Economiquement, et la Vallée de Joux est évidemment très concernée, 2017 aura marqué la fin d’une chute ininterrompue depuis plus de 2 ans des exportations de montres suisses. Un renversement marqué, à l’image aussi de l’affaiblissement du franc suisse contre l’Euro et des performances très positives des marchés boursiers mondiaux après une année 2016 négative.
Dernier retournement, dans le domaine bancaire, l’échange automatique des données entré en vigueur le 1er janvier 2017. Plus de 100 états, dont la Suisse, ont déclaré vouloir adopter cette norme. La mise en place en 2017 concerne 38 états déjà, dont ceux de l’Union Européenne, zone de résidence de nombreux clients de notre établissement. Comme toute banque suisse située en zone frontalière, nous avons une clientèle étrangère importante dont nous pouvions craindre la réaction mais les fermetures de comptes n’ont finalement pas eu d’incidence significative sur le niveau moyen de nos liquidités. A relever que le secret bancaire reste préservé pour les clients suisses domiciliés en Suisse.
Bilan
A fin 2017, le total du bilan est pratiquement stable (+ 0.2% par rapport au 31.12.2016). Cette faible progression ne traduit cependant pas la réalité de l’activité de la banque, puisque les hypothèques augmentent de 2.8%. Par ailleurs, au passif, les dépôts sous forme d’épargne croissent aussi (+ 2.3%). En définitive, la taille du bilan a été influencée principalement par la diminution des obligations de caisse, lesquelles ont à nouveau souffert de taux de rémunération très bas, ainsi que par notre décision de ne pas renouveler une tranche de CHF 1.5 mio d’emprunt auprès de la Banque des Lettres de Gage.
Au 31.12.2017, nos liquidités sont largement supérieures au minimum exigible, alors que nos fonds propres atteignent plus de 250% des exigences légales en la matière. La situation financière de la banque est donc parfaitement saine.
Nous poursuivons depuis longtemps un objectif ambitieux de renforcement de nos fonds propres dans le but d’assurer la pérennité de notre établissement.
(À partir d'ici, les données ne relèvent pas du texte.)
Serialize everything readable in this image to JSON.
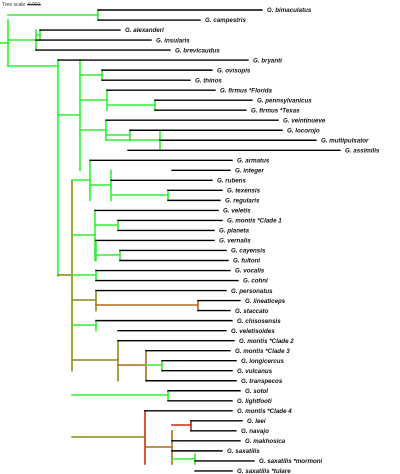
{
  "tree_scale": {
    "label": "Tree scale: 0.001"
  },
  "colors": {
    "green": "#33ee33",
    "olive": "#8a8a1a",
    "brown": "#b06a18",
    "red": "#cc2a14",
    "terminal": "#000000"
  },
  "taxa": [
    "G. bimaculatus",
    "G. campestris",
    "G. alexanderi",
    "G. insularis",
    "G. brevicaudus",
    "G. bryanti",
    "G. ovisopis",
    "G. thinos",
    "G. firmus *Florida",
    "G. pennsylvanicus",
    "G. firmus *Texas",
    "G. veintinueve",
    "G. locorojo",
    "G. multipulsator",
    "G. assimilis",
    "G. armatus",
    "G. integer",
    "G. rubens",
    "G. texensis",
    "G. regularis",
    "G. veletis",
    "G. montis *Clade 1",
    "G. planeta",
    "G. vernalis",
    "G. cayensis",
    "G. fultoni",
    "G. vocalis",
    "G. cohni",
    "G. personatus",
    "G. lineaticeps",
    "G. staccato",
    "G. chisosensis",
    "G. veletisoides",
    "G. montis *Clade 2",
    "G. montis *Clade 3",
    "G. longicercus",
    "G. vulcanus",
    "G. transpecos",
    "G. sotol",
    "G. lightfooti",
    "G. montis *Clade 4",
    "G. leei",
    "G. navajo",
    "G. makhosica",
    "G. saxatilis",
    "G. saxatilis *mormoni",
    "G. saxatilis *tulare"
  ]
}
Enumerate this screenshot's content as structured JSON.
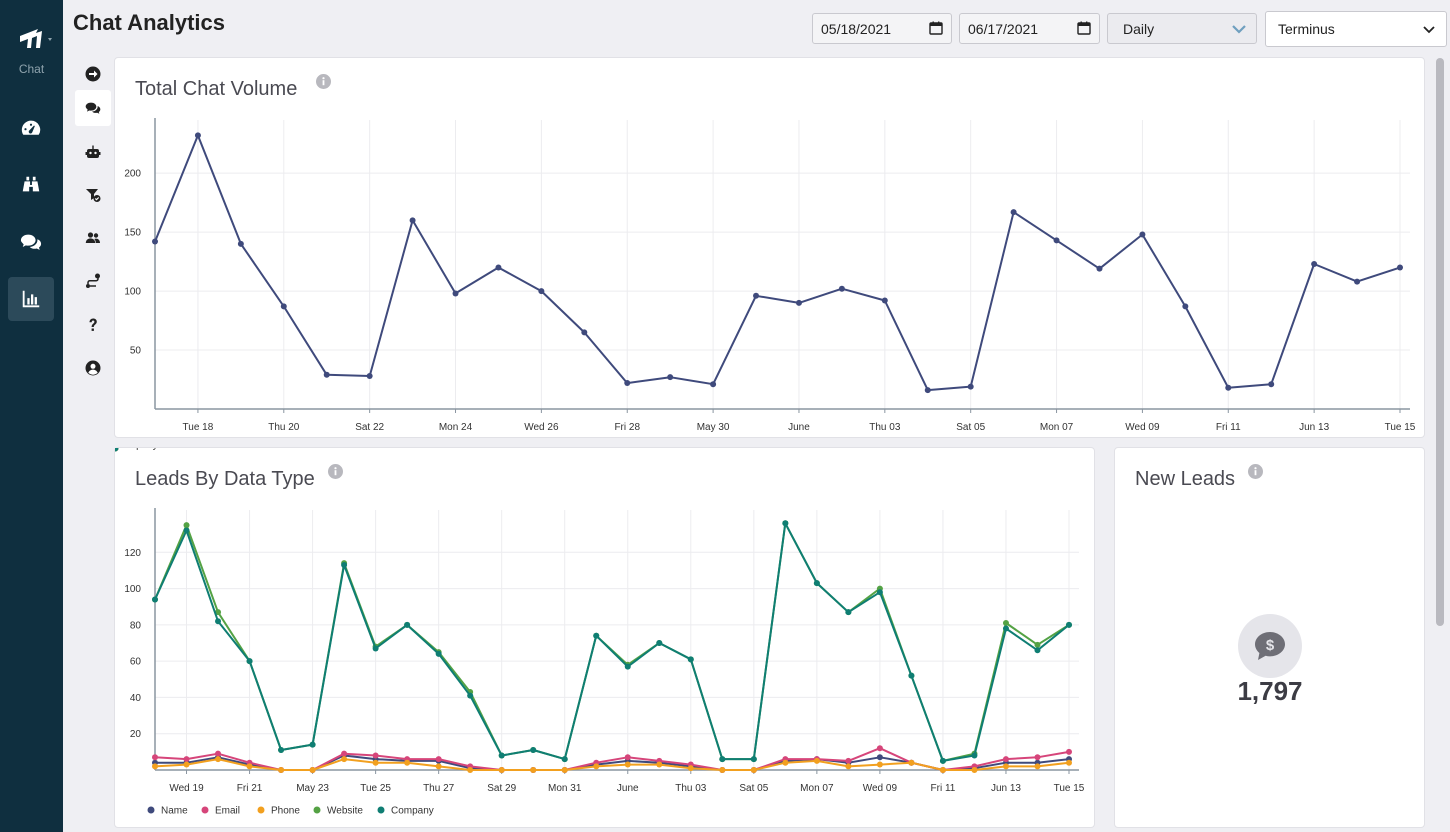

Pour ce faire, nous avons consolidé en priorité les réserves par le passé. Un palier important a été atteint en 2017, raison pour laquelle il est proposé à l’assemblée générale un relèvement du dividende. Nous n’abandonnons pas pour autant notre stratégie de consolidation des fonds propres. Mais, proportionnellement parlant, et sous réserve des résultats futurs, il y sera désormais consacré une part du bénéfice disponible à peine moins importante que par le passé.
Compte de résultat
La stagnation des taux bas s’est prolongée en 2017 et les renouvellements de prêts à taux fixes à des taux généralement plus bas que ceux accordés précédemment, ont engendré une légère diminution de nos revenus et finalement du résultat brut des opérations d’intérêts. Des charges d’exploitation sensiblement comparables à l’exercice antérieur mais des dotations aux provisions et correctifs de valeurs supérieures, expliquent la diminution du résultat opérationnel.
A contrario, les produits hors exploitation supérieurs de CHF 96’000.00 par rapport à l’exercice antérieur nous permettent de poursuivre notre politique de renforcement de nos fonds propres en attribuant CHF 450’000 à la réserve pour risques bancaires généraux. Le bénéfice net de CHF 525’000, en recul de CHF 45’000, est en phase avec la diminution des revenus d’intérêts.
Perspectives 2018
Corollaire d’une économie plus dynamique que ces dernières années, l’inflation va probablement faire son retour et les taux devraient augmenter, mais pas avant le dernier trimestre selon certains économistes. Nos actifs (prêts à la clientèle) étant majoritairement assortis de taux fixes et leur financement majoritairement basé sur des taux variables, nous allons enregistrer une baisse de rentabilité dès que la hausse s’enclenchera.
D’autre part, les risques géopolitiques ne sont pas à négliger. La montée du populisme dans de nombreux pays, de l’Est comme de l’Ouest, et l’imprévisibilité des leaders américains et nord-coréens sont des menaces. Par ailleurs les tensions extrêmes au Moyen-Orient entre l’Arabie Saoudite et l’Iran d’une part, ainsi qu’autour du conflit syrien, sont autant de facteurs potentiellement déstabilisants.
Pour le reste, un franc suisse un peu plus faible par rapport à certaines devises, une consommation en reprise et des taux de chômage en régression sont autant de facteurs positifs à prendre aussi en considération.
Les économistes tablant sur un taux de croissance du PIB autour de 2% pour la Suisse, les Etats-Unis et la zone euro, nous visons une progression du volume de nos affaires du même ordre de grandeur, avec une rentabilité cependant légèrement inférieure à celle de cette année.